The future looks exceptionally good for a business of this nature. Technology advances are going to work exceptionally well alongside a business of this nature. The company talks of advancing 3D printing of knees, revision cones as well as newer spine therapies. A quick browse through the orthopaedics product catalogue on the website -> Stryker Orthopaedics, gives you a good reminder that the future is here already.

The growth will continue to be via specialty acquisitions, the integration of Mako surgical is now complete (deal done in December 2013), don't confuse this with another purchase of Muka Metal, a maker of specialised hospital beds in Turkey. The company announced a newer purchase at the beginning of the week, they are buying a privately held business called Sage for 2.775 billion Dollars. As per the presentation, Sage "develops, manufactures and distributes disposable products targeted at reducing "Never Events," primarily in the ICU and MedSurg hospital unit setting".

"Never events" is a relatively new term, introduced by a MD by the name of Ken Kizer, it refers to procedures on the wrong body part, or on the wrong patient even. Here the NHS lists their definitions and guidelines for Never Events. It is a pretty smart acquisition all round and complimentary business, that adds just over 4 percent to total sales.

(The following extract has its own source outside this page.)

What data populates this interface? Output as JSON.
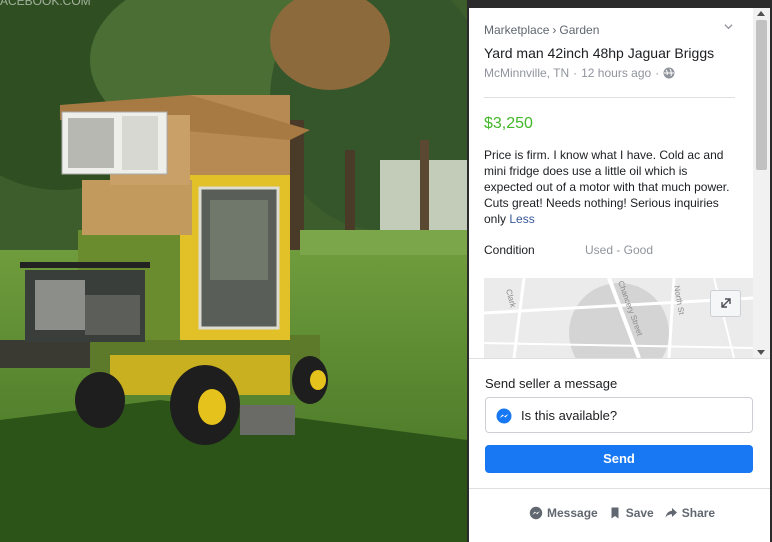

And almost all of the Sage business is inside of the US, only 5 percent outside, which means that there is more room for growth. These products are all designed to significantly reduce hospital acquired conditions, as well as improve the healthcare workers safety. Plus Sage is currently number one in a 1.8 billion Dollar market. As Stryker point out, 30 billion Dollars is spent annually in the US to treat the conditions that Sage can prevent, there are hospitals, patients, healthcare workers and medical insurance companies all on the same page here as far as priorities are concerned.

Growth will also come via pushing the business internationally, the sales split last year was 71 percent US and the rest being international sales. There is strong sales momentum in Europe, that recovery story should continue. Whilst this may not seem like the most exciting business at face value, their products are pushing medical science boundaries to improve the lives of many. And whilst society ages and is in desperate need for new knees, hips, as well as careful spinal products, it also improves the quality of life of all of us. To give someone the gift of less pain is worth more than the money shelled out, relative of course. As the world gets richer, so more of these products and procedures will become everyday and commonplace.

Whilst I don't see a runaway share price from here, I do think that this is one of the best business in this space globally, from the research that we have done at Vestact. We remain conviction buy, most especially if the stock sags from here. Remain patient (excuse the pun), lie in waiting, this company will certainly reward you in the long run.